Et tout cela est le résultat de ce que nous avons imaginé, Hafren et moi, sur la moto, lors de notre retour. Il faut bien passer le temps non ! Si vous y avez cru, je suis un peu gênée…J’écris tout petit petit petit…
Je ne vous ai pas tout livré mais, puisque Corïanga riait riait et riait de nous entendre, et puisque Bouba et sa femme ont également bien rigolé, j’ai décidé de vous partager mon quotidien sous toutes ses forme.
La vraie histoire : Nous avons traversé le fleuve et avons effectivement foulé le sol Tchadien dans l’illégalité, et ce, sans embûche. J’y ai pris une gorgée de Coke alors qu’Hafren a pris une gorgée de bière et a continué sa cigarette.
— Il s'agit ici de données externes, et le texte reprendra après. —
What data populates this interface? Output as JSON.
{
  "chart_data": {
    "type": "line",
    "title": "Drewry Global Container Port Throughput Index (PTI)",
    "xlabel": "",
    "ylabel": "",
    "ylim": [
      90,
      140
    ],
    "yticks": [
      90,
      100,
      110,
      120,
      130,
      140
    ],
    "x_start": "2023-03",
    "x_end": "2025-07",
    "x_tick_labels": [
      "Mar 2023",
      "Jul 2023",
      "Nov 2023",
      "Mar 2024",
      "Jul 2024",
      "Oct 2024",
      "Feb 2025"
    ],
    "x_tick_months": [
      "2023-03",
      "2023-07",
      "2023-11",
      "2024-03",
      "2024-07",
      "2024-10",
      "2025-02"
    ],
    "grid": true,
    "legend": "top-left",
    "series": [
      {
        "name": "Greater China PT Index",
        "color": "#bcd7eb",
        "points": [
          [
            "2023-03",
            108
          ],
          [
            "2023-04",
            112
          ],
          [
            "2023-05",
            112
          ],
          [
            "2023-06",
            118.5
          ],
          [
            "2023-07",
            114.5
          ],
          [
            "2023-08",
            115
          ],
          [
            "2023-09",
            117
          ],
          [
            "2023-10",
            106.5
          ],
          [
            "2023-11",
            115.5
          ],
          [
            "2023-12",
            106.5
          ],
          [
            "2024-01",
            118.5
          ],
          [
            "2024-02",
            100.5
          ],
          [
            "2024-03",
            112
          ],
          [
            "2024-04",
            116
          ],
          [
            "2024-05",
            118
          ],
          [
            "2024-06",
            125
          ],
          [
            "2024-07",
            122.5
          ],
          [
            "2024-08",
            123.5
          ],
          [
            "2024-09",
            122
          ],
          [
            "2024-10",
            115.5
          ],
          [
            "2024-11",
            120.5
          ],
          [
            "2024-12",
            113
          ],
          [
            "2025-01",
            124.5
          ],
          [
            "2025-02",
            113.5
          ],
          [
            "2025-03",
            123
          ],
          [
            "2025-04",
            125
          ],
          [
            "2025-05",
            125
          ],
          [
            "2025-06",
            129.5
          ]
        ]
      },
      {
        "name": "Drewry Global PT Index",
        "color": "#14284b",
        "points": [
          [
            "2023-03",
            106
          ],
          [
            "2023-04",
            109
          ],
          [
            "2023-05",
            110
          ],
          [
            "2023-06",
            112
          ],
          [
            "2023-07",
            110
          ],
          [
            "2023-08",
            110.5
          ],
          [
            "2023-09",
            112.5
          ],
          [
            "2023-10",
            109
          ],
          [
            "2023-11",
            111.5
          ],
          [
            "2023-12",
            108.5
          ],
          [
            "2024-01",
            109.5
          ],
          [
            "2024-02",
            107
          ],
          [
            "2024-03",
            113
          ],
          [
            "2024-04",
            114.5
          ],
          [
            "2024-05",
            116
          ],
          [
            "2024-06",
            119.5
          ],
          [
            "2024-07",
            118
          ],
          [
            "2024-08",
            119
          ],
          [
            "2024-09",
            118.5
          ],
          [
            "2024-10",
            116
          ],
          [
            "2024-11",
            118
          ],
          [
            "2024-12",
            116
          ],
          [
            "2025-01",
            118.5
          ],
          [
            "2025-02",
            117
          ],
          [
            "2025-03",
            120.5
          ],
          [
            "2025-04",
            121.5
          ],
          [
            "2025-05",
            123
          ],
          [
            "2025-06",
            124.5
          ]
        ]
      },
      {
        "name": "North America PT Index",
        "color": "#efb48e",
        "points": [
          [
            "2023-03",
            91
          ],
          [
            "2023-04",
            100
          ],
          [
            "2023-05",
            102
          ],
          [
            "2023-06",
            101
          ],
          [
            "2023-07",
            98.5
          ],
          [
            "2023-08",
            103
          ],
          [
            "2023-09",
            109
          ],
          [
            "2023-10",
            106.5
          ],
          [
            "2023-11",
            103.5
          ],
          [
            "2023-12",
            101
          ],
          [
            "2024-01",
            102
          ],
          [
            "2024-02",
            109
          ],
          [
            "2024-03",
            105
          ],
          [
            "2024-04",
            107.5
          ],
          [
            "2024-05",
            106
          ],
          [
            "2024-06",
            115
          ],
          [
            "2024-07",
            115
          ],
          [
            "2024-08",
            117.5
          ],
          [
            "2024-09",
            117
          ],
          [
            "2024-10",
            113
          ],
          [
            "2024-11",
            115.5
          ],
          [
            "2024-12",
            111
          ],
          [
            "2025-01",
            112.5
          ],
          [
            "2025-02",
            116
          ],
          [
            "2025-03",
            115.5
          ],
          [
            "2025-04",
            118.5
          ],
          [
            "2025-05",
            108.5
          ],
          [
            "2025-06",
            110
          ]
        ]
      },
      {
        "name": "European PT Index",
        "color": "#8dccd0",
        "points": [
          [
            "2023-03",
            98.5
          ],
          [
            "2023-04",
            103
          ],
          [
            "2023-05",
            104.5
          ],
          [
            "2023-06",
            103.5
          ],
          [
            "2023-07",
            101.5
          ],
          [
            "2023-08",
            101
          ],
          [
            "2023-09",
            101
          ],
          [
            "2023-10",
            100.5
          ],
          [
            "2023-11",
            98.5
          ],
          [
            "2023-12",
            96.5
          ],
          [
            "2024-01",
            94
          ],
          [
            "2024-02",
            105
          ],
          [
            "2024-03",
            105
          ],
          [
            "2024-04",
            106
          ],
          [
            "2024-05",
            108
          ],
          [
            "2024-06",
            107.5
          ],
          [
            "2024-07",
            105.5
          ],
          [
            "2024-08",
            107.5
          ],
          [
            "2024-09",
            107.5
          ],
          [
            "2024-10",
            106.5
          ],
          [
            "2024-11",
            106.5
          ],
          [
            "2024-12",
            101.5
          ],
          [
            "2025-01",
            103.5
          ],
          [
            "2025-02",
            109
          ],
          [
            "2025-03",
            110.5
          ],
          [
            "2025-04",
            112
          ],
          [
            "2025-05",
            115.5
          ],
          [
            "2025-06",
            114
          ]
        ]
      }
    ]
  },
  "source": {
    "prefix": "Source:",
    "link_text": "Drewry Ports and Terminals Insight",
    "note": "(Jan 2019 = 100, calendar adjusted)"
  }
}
Aucun gendarme, aucun douanier pour nous importuner. Nous sommes revenus et avons demandé au piroguier d’allonger le tour tellement nous étions bien. Les gens sur la rive nous ont informés de la présence des hippopotames et nous sommes allés naviguer ailleurs.
Les hippopotames…Le piroguier nous racontait que certaines personnes pouvaient grimper sur leur dos et arrivaient à les diriger. Les attaques…très très très rares…
Au retour, Corïanga nous a dit que Dieu était grand et Dieu a été grand. Il venait de terminer sa prière alors…Quelques gouttes de pluie seulement.
Et les vagues du fleuve…Juste un tout petit peu plus fort…Et son rituel, le fruit de mon imagination…
Vous, qu’auriez vous ajouter à ce fou rire né entre une britannique et une québécoise qui se sont connus en terre africaine ?
Le soleil tape fort n’est-ce pas…
Je dois ajouter, j’ai fait lire ce blogue à une autre volontaire qui a tout cru du début à la fin expliquant qu’ici, tout peut arriver. Je partage son opinion…
Bonne semaine
Attends... Quoi? C'est pas vrai? Moi aussi, j'ai tout gobé! C'est qu'avec tout ce que tu nous racontes... Tout semble effectivement possible!
RépondreSupprimerÀ bientôt!
Cath xxx
Mon Alyne adorée
RépondreSupprimerC'est quoi l'affaire...tu veux me faire mourir de peur, pour toi en plus??? Je te savais aventurière mais à ce point, jamais et de savoir que tout est faux, c'est encore pire. Mon coeur bat à toute vitesse pour me rendre compte que, c'est une blague les amis.... Ma coquine, ne me fait plus ça, sinon tu verras mon nom dans la nécrologie du journal...
Je t'embrasse, je t'aime et Claude t'envoie plein de bisous.